DLPI Programmer's Guide

22 Chapter 1
Introduction to DLPI
The Data Link Layer
A PPA is identified by a unique PPA identifier. For media that support
physical layer multiplexing of multiple channels over a single physical
medium (such as the B and D channels of ISDN), the PPA identifier must
identify the specific channel over which communication will occur.
Two styles of DLS provider are defined by DLPI, distinguished by the
way they enable a DLS user to choose a particular PPA. The style 1
provider assigns a PPA based on the major/minor device the DLS user
opened. This style of provider is appropriate when few PPAs will be
supported.
If the number of PPAs a DLS provider will support is large, a style 2
provider implementation is more suitable. The style 2 provider requires
a DLS user to explicitly identify the desired PPA using a special attach
service primitive. For a style 2 driver, the open(2) creates a stream
between the DLS user and DLS provider, and the attach primitive then
associates a particular PPA with that stream. The format of the PPA
identifier is specific to the DLS provider.
DLPI provides a mechanism to get and/or modify the physical address.
The primitives to handle these functions are described in Chapter 2. The
physical address value can be modified in a post-attached state. This
modifies the value for all streams for that provider for a particular PPA.
The physical address cannot be modified if even a single stream for that
PPA is in the bound state.
The DLS user uses the supported primitives DL_ATTACH_REQ,
DL_BIND_REQ, DL_ENABMULTI_REQ, and DL_PROMISCON_REQ
to define a set of enabled physical and SAP address components on a per
stream basis. It is invalid for a DLS provider to ever send upstream a
data message for which the DLS user on that stream has not requested.
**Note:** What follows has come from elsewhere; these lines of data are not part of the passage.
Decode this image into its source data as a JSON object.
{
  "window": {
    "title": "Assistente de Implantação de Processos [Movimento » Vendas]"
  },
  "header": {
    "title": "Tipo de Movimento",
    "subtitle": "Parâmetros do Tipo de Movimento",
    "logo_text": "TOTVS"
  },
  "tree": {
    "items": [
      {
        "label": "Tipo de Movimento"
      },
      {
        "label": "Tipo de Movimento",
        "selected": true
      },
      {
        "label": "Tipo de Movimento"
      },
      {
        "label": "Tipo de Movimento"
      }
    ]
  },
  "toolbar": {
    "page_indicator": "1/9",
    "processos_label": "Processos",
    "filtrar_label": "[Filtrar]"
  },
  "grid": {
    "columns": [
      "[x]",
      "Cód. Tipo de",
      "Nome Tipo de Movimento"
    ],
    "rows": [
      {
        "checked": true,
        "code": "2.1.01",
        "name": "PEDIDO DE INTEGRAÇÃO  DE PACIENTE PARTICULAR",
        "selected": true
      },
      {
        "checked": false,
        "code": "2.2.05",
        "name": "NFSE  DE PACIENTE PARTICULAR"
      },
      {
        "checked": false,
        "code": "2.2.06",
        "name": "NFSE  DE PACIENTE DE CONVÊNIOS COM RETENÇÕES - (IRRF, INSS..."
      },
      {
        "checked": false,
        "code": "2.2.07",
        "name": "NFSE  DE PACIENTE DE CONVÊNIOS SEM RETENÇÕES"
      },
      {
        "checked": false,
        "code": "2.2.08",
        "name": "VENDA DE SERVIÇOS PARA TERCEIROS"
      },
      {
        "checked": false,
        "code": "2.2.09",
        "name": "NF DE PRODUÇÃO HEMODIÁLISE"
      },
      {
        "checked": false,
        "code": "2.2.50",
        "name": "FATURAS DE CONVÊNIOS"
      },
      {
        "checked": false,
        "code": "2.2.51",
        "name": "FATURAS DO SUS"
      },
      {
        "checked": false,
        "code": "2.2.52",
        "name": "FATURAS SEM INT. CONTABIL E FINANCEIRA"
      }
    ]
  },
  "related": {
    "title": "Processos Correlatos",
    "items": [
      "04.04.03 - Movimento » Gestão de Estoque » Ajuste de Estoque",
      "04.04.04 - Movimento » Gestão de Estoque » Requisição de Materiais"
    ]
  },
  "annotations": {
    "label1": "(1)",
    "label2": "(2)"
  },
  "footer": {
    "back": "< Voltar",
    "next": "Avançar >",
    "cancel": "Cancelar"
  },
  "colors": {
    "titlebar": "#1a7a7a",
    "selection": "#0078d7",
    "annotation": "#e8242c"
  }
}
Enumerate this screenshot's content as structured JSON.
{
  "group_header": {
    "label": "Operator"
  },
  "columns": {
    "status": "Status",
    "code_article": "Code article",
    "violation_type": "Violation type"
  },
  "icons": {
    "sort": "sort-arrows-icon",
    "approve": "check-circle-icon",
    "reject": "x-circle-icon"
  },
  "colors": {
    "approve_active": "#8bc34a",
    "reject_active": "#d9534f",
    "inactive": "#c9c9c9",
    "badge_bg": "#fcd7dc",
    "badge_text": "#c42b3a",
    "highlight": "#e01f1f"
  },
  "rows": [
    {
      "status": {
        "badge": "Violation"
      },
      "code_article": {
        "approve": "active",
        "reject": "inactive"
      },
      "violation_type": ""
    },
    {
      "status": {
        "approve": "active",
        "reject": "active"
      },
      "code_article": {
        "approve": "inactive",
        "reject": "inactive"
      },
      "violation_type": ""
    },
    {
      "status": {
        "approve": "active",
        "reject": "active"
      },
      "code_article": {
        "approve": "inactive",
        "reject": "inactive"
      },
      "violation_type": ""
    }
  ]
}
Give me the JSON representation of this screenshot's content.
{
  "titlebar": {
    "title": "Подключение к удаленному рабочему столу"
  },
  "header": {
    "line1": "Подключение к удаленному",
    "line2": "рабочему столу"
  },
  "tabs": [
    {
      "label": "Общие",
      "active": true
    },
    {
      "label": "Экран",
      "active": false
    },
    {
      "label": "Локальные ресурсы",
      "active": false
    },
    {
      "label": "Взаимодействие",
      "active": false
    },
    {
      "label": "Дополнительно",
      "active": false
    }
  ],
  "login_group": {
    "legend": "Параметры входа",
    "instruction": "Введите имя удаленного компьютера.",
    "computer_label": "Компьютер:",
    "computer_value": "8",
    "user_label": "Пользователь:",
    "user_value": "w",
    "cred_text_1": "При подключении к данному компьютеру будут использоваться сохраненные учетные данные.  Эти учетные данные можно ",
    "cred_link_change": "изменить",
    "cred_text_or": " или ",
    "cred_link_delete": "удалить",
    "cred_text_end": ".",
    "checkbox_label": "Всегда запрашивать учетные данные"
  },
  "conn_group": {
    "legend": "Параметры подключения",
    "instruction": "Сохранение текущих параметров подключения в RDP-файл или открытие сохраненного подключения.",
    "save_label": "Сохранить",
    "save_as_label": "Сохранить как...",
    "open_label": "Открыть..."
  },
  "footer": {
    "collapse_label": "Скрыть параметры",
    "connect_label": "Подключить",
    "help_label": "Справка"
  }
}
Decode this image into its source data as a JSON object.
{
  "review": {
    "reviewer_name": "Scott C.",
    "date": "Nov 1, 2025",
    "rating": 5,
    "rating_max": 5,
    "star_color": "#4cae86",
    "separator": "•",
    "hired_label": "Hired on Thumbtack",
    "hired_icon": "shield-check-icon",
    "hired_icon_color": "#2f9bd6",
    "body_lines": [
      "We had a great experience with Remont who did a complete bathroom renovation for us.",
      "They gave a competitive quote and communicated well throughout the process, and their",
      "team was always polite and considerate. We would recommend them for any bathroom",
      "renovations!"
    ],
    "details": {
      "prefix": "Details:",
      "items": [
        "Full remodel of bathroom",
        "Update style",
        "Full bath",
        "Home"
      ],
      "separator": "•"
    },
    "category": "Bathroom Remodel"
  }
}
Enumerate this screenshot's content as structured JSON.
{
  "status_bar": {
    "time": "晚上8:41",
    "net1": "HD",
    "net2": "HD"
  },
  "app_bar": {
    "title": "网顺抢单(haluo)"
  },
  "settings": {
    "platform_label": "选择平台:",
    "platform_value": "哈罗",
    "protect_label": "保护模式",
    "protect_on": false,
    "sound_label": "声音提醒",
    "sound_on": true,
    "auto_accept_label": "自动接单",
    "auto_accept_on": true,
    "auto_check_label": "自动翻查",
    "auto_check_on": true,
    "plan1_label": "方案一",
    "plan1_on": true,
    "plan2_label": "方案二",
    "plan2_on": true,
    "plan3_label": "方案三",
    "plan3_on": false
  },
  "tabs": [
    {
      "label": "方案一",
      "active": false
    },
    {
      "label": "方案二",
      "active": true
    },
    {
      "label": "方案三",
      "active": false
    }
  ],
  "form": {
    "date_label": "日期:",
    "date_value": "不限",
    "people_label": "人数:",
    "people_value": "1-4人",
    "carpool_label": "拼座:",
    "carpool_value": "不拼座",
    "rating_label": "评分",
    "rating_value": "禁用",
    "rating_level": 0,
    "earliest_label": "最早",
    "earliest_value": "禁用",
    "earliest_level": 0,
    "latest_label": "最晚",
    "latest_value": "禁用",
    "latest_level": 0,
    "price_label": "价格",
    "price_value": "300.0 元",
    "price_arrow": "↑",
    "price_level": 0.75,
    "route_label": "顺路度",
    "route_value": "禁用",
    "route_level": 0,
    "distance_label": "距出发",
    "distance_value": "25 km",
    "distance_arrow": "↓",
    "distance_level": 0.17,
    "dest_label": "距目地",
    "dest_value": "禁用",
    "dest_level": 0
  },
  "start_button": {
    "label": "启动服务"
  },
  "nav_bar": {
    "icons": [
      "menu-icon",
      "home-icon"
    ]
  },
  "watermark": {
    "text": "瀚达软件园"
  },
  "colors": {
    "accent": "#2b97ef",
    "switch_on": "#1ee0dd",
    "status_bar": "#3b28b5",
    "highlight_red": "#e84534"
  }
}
The burden is on the provider to enforce the isolation of SAP and
physical address space effects on a per-stream basis by any means that it
chooses.
HP PPA Format
The PPA number which is passed in the DL_ATTACH_REQ primitive
should correspond to the network management ID (NMID) of the
interface being attached to. The network management ID is obtainable
in one of two ways: 1) the lanscan(1M) command, and 2)
programmatically via the HP_PPA_REQ primitive (see Chapter 2).